Memórias da minha iniciação à leitura

Carminha Bandeira*
Introdução
Mais do que um relato autobiográfico, o meu objetivo ao escrever essas memórias procura responder a um antigo desafio lançado pela professora Magda Soares às professoras (es) e pedagogas (os), de fazerem esse exercício de reconstituição dos seus próprios processos de aprendizado da leitura, procurando reorientar suas metodologias, a partir da reflexão sobre a própria experiência de aprender a ler.  Buscando, inclusive, redimensionar o papel das antigas alfabetizadoras e alfabetizadores, que ensinavam a ler, nas cidades pequenas e nas áreas rurais, quando muitas vezes, não haviam cursado além da quarta série primária.
Com isso, quem sabe poderíamos começar a escrever, a muitas mãos, uma Pedagogia da aprendizagem da leitura com a cara da diversidade desses Brasis, montando o nosso quebra-cabeça a partir de como se ensina a ler e escrever nos grotões, nos sertões, nas periferias das grandes cidades. E quem sabe, (não custa sonhar...) começamos a resgatar coletivamente a história do ensino da leitura no Brasil?  E dessa forma, traremos novas luzes ao velho e acirrado debate dos acadêmicos, sobre o antagonismo estéril (pelo menos para mim) entre os métodos fônicos, analíticos, sintéticos, como se esse fosse o x da questão do analfabetismo e dos excluídos da sociedade letrada?

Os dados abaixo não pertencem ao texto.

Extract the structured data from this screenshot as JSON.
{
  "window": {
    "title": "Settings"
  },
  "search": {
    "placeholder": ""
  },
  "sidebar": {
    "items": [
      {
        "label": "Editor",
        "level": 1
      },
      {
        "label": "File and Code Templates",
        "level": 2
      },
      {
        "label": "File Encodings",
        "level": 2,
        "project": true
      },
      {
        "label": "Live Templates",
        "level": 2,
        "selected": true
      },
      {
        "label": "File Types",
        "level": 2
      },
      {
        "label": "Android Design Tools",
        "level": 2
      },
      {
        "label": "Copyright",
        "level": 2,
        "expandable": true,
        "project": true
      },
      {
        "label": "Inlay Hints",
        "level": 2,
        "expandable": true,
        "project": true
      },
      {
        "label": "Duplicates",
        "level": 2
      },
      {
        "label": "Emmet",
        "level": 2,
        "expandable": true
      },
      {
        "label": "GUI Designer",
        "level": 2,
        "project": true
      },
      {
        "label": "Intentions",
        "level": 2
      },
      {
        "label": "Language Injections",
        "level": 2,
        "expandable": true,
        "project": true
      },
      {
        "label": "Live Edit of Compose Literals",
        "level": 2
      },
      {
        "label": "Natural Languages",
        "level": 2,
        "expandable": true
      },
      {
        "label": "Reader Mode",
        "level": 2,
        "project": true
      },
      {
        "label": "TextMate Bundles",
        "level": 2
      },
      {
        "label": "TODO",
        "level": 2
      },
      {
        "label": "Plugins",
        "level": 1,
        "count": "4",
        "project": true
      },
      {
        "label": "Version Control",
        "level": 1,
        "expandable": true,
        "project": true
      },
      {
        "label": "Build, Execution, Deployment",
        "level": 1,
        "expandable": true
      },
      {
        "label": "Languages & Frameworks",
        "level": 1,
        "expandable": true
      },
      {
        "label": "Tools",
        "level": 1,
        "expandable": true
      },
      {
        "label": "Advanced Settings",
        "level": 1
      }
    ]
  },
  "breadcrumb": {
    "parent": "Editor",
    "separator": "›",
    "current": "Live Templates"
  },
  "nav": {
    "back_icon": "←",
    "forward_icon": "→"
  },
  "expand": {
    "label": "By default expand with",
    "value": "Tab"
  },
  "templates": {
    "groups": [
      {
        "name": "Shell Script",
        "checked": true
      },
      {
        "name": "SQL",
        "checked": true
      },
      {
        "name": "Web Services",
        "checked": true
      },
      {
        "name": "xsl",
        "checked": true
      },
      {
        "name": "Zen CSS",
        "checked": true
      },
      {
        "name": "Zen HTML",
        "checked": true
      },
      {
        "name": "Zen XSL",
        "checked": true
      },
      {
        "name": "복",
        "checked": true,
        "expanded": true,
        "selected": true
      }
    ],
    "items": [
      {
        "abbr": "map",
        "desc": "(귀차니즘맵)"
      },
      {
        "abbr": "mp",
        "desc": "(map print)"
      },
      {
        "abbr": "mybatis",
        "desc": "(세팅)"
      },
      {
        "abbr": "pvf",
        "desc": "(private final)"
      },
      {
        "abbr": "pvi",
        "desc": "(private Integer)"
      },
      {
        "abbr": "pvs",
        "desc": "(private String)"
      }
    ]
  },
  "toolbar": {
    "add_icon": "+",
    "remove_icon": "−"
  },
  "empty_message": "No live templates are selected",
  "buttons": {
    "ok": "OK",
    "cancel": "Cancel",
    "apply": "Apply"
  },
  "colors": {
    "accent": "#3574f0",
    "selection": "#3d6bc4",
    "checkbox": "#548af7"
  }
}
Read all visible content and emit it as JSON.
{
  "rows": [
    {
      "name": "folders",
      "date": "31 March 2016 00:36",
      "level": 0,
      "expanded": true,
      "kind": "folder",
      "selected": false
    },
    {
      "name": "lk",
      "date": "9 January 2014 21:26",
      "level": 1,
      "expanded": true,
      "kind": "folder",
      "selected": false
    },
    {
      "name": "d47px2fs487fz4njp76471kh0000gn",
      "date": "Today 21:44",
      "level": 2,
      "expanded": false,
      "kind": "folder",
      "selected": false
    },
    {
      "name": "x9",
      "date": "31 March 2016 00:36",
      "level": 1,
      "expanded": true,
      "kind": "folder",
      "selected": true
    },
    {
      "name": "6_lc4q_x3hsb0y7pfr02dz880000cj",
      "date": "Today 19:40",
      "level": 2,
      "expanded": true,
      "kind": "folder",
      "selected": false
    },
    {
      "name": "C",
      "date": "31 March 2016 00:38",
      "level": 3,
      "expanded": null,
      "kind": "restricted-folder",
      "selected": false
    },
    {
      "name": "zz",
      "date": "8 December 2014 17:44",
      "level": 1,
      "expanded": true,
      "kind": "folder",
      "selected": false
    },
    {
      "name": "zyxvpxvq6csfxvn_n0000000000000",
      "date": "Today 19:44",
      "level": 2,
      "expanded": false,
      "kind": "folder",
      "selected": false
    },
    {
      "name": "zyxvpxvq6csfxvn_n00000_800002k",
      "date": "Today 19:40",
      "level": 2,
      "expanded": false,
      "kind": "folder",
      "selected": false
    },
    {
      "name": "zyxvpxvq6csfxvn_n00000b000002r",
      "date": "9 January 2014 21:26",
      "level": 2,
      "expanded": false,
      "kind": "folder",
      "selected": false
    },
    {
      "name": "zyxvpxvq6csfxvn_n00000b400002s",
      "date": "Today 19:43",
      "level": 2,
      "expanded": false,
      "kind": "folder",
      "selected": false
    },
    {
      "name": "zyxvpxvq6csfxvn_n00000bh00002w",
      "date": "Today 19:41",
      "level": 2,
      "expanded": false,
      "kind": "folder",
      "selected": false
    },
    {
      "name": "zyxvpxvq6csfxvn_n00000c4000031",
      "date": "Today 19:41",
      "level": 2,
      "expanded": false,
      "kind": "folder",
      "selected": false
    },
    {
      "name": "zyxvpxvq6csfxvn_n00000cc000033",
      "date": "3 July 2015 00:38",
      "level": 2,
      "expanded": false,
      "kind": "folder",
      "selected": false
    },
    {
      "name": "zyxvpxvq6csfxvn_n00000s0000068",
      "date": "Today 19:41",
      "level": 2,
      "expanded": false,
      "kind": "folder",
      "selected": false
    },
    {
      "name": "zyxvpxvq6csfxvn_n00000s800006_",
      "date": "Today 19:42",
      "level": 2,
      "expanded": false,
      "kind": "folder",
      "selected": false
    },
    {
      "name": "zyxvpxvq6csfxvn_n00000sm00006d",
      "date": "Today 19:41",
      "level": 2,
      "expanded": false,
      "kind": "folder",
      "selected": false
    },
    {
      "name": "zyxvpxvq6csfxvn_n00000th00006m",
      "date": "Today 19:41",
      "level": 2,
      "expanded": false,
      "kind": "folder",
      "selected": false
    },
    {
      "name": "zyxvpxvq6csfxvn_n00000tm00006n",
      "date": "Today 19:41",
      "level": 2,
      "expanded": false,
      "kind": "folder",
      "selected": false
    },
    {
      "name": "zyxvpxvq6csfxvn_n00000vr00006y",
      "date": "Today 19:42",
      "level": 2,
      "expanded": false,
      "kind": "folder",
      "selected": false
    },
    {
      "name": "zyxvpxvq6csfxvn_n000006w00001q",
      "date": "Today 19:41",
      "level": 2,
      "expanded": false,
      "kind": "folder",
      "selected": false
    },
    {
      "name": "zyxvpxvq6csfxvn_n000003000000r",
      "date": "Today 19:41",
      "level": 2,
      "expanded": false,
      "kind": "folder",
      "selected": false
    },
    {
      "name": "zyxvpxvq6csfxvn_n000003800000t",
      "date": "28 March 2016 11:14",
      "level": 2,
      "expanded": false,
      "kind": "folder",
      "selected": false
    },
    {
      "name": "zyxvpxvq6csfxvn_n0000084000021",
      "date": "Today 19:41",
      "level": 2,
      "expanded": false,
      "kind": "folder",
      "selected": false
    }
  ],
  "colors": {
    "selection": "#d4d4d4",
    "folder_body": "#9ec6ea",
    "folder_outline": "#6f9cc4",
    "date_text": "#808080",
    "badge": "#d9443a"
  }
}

Ao começar a realizar o meu exercício - cuja primeira versão  compartilho aqui nesse espaço de poetas e leitores diversos -,  descubro o papel fundamental do meu pai nesse processo. Foi ele que me ensinou a ler, bem antes de ir para a escola, a partir de umas combinações felizes: a) sua profissão como radiotelegrafista, que propiciou a convivência na minha primeira infância com um ambiente naturalmente impregnado de impressos, códigos lingüísticos e das tecnologias da comunicação; b) a abertura, impregnada de afeto, para mediar o meu contato com esses equipamentos, inclusive a brincadeira com o teclado da máquina, transformado em minha primeira cartilha de ABC; c) o fato de ser um leitor natural, de jornais, revistas, livros de literatura; d) o gostar de contar histórias e ler sempre os clássicos da literatura infantil para mim; e) e finalmente, realizar a prática da leitura e da escrita de forma natural, incorporada à vida,  servindo de modelo de quem lia e escrevia por dever do ofício, porém,  com muito gosto e satisfação.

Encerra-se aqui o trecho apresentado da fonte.